The industrial and agricultural groups asked that during Thursday’s committee mark-up of the EPA appropriations bill, that senators bar the agency from enforcing its greenhouse gases rules for two or three years. The delay would give Congress time to craft an appropriate legislative approach to climate change concerns, the groups said.

Alternatively, the business interests urged the Senate to approve a pending bill that would impose a two-year moratorium on the EPA’s regulatory plans.

That measure, S-3072, was sponsored by Senator John Rockefeller (Democrat-West Virginia) and was expected to come to a vote in the Senate before the end of this month.

ACC president Cal Dooley said that the looming EPA regulatory plan for greenhouse gases “is one of the top challenges facing American business today”.
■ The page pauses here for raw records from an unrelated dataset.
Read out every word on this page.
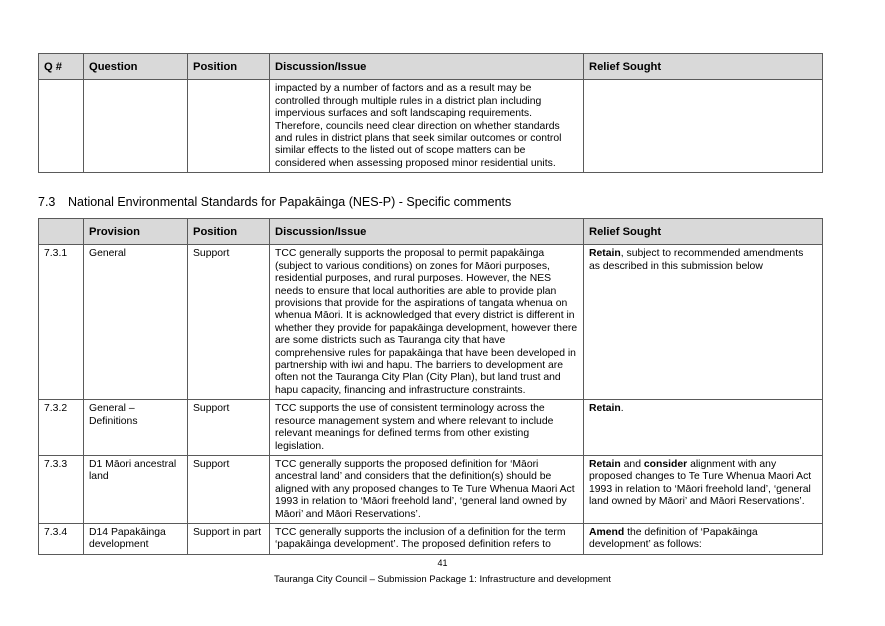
Q #	Question	Position	Discussion/Issue	Relief Sought
			impacted by a number of factors and as a result may be controlled through multiple rules in a district plan including impervious surfaces and soft landscaping requirements. Therefore, councils need clear direction on whether standards and rules in district plans that seek similar outcomes or control similar effects to the listed out of scope matters can be considered when assessing proposed minor residential units.	
7.3 National Environmental Standards for Papakāinga (NES-P) - Specific comments
	Provision	Position	Discussion/Issue	Relief Sought
7.3.1	General	Support	TCC generally supports the proposal to permit papakāinga (subject to various conditions) on zones for Māori purposes, residential purposes, and rural purposes. However, the NES needs to ensure that local authorities are able to provide plan provisions that provide for the aspirations of tangata whenua on whenua Māori. It is acknowledged that every district is different in whether they provide for papakāinga development, however there are some districts such as Tauranga city that have comprehensive rules for papakāinga that have been developed in partnership with iwi and hapu. The barriers to development are often not the Tauranga City Plan (City Plan), but land trust and hapu capacity, financing and infrastructure constraints.	Retain, subject to recommended amendments as described in this submission below
7.3.2	General – Definitions	Support	TCC supports the use of consistent terminology across the resource management system and where relevant to include relevant meanings for defined terms from other existing legislation.	Retain.
7.3.3	D1 Māori ancestral land	Support	TCC generally supports the proposed definition for ‘Māori ancestral land’ and considers that the definition(s) should be aligned with any proposed changes to Te Ture Whenua Maori Act 1993 in relation to ‘Māori freehold land’, ‘general land owned by Māori’ and Māori Reservations’.	Retain and consider alignment with any proposed changes to Te Ture Whenua Maori Act 1993 in relation to ‘Māori freehold land’, ‘general land owned by Māori’ and Māori Reservations’.
7.3.4	D14 Papakāinga development	Support in part	TCC generally supports the inclusion of a definition for the term ‘papakāinga development’. The proposed definition refers to	Amend the definition of ‘Papakāinga development’ as follows:
41
Tauranga City Council – Submission Package 1: Infrastructure and development
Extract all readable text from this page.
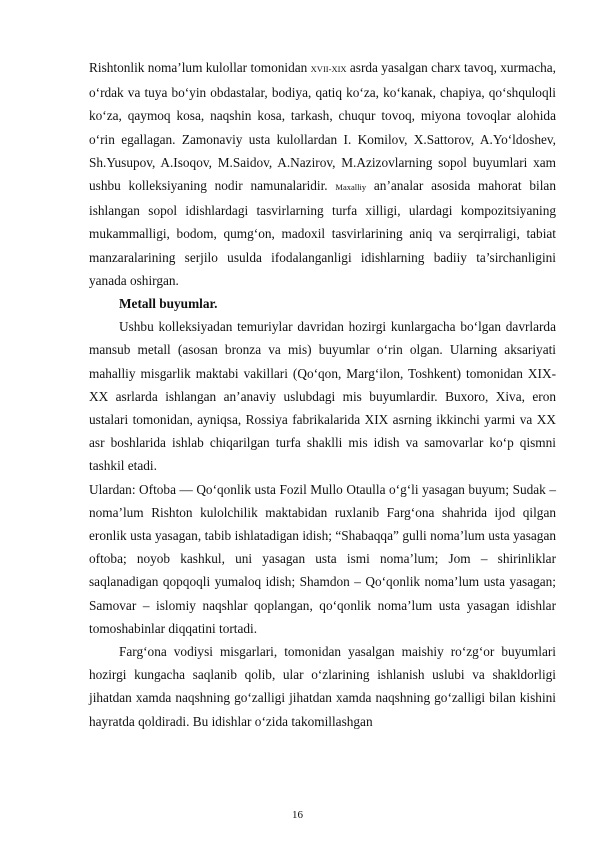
Rishtonlik noma’lum kulollar tomonidan XVII-XIX asrda yasalgan charx tavoq, xurmacha, o‘rdak va tuya bo‘yin obdastalar, bodiya, qatiq ko‘za, ko‘kanak, chapiya, qo‘shquloqli ko‘za, qaymoq kosa, naqshin kosa, tarkash, chuqur tovoq, miyona tovoqlar alohida o‘rin egallagan. Zamonaviy usta kulollardan I. Komilov, X.Sattorov, A.Yo‘ldoshev, Sh.Yusupov, A.Isoqov, M.Saidov, A.Nazirov, M.Azizovlarning sopol buyumlari xam ushbu kolleksiyaning nodir namunalaridir. Maxalliy an’analar asosida mahorat bilan ishlangan sopol idishlardagi tasvirlarning turfa xilligi, ulardagi kompozitsiyaning mukammalligi, bodom, qumg‘on, madoxil tasvirlarining aniq va serqirraligi, tabiat manzaralarining serjilo usulda ifodalanganligi idishlarning badiiy ta’sirchanligini yanada oshirgan.

Metall buyumlar.

Ushbu kolleksiyadan temuriylar davridan hozirgi kunlargacha bo‘lgan davrlarda mansub metall (asosan bronza va mis) buyumlar o‘rin olgan. Ularning aksariyati mahalliy misgarlik maktabi vakillari (Qo‘qon, Marg‘ilon, Toshkent) tomonidan XIX-XX asrlarda ishlangan an’anaviy uslubdagi mis buyumlardir. Buxoro, Xiva, eron ustalari tomonidan, ayniqsa, Rossiya fabrikalarida XIX asrning ikkinchi yarmi va XX asr boshlarida ishlab chiqarilgan turfa shaklli mis idish va samovarlar ko‘p qismni tashkil etadi.

Ulardan: Oftoba — Qo‘qonlik usta Fozil Mullo Otaulla o‘g‘li yasagan buyum; Sudak – noma’lum Rishton kulolchilik maktabidan ruxlanib Farg‘ona shahrida ijod qilgan eronlik usta yasagan, tabib ishlatadigan idish; “Shabaqqa” gulli noma’lum usta yasagan oftoba; noyob kashkul, uni yasagan usta ismi noma’lum; Jom – shirinliklar saqlanadigan qopqoqli yumaloq idish; Shamdon – Qo‘qonlik noma’lum usta yasagan; Samovar – islomiy naqshlar qoplangan, qo‘qonlik noma’lum usta yasagan idishlar tomoshabinlar diqqatini tortadi.

Farg‘ona vodiysi misgarlari, tomonidan yasalgan maishiy ro‘zg‘or buyumlari hozirgi kungacha saqlanib qolib, ular o‘zlarining ishlanish uslubi va shakldorligi jihatdan xamda naqshning go‘zalligi jihatdan xamda naqshning go‘zalligi bilan kishini hayratda qoldiradi. Bu idishlar o‘zida takomillashgan

16
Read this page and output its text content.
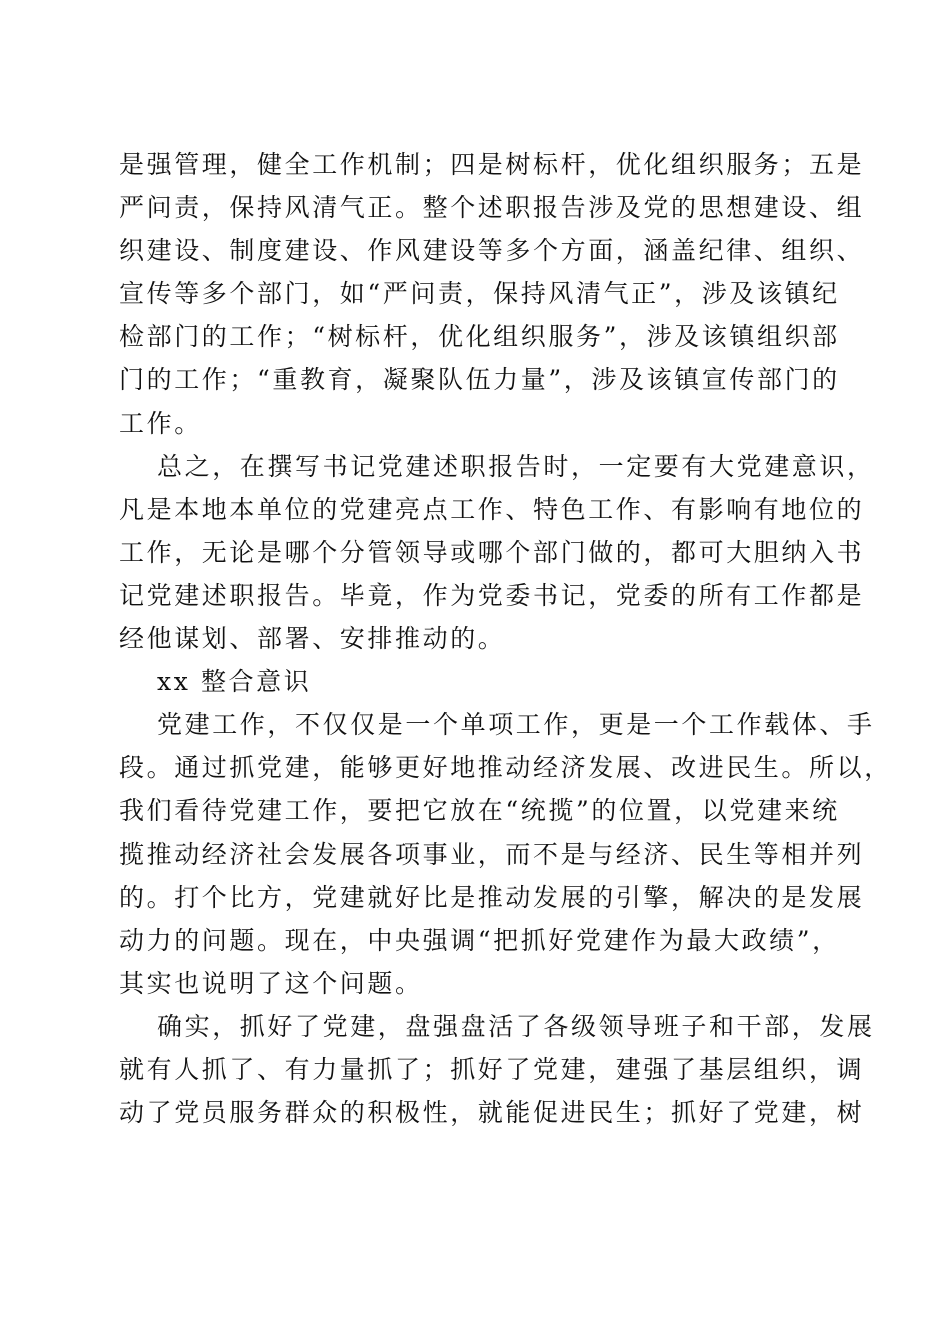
是强管理，健全工作机制；四是树标杆，优化组织服务；五是
严问责，保持风清气正。整个述职报告涉及党的思想建设、组
织建设、制度建设、作风建设等多个方面，涵盖纪律、组织、
宣传等多个部门，如“严问责，保持风清气正”，涉及该镇纪
检部门的工作；“树标杆，优化组织服务”，涉及该镇组织部
门的工作；“重教育，凝聚队伍力量”，涉及该镇宣传部门的
工作。
总之，在撰写书记党建述职报告时，一定要有大党建意识，
凡是本地本单位的党建亮点工作、特色工作、有影响有地位的
工作，无论是哪个分管领导或哪个部门做的，都可大胆纳入书
记党建述职报告。毕竟，作为党委书记，党委的所有工作都是
经他谋划、部署、安排推动的。
xx 整合意识
党建工作，不仅仅是一个单项工作，更是一个工作载体、手
段。通过抓党建，能够更好地推动经济发展、改进民生。所以，
我们看待党建工作，要把它放在“统揽”的位置，以党建来统
揽推动经济社会发展各项事业，而不是与经济、民生等相并列
的。打个比方，党建就好比是推动发展的引擎，解决的是发展
动力的问题。现在，中央强调“把抓好党建作为最大政绩”，
其实也说明了这个问题。
确实，抓好了党建，盘强盘活了各级领导班子和干部，发展
就有人抓了、有力量抓了；抓好了党建，建强了基层组织，调
动了党员服务群众的积极性，就能促进民生；抓好了党建，树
He warned that it would have a chilling effect on business investments and operations across the country, because uncertainty over how the rules will be enforced and what permits might be required would force business operators and lenders to put a hold on projects or improvements.

The EPA has conceded that its GHG rules may block new facility construction or plant improvements.

Also signing the letter were the American Petroleum Institute (API), the American Iron and Steel Institute (AISI), the Aluminum Association (AA), the National Association of Manufacturers (NAM) and the US Chamber of Commerce.

Separately, various industry groups and state governments also were taking action through federal courts to block the EPA's regulatory plans.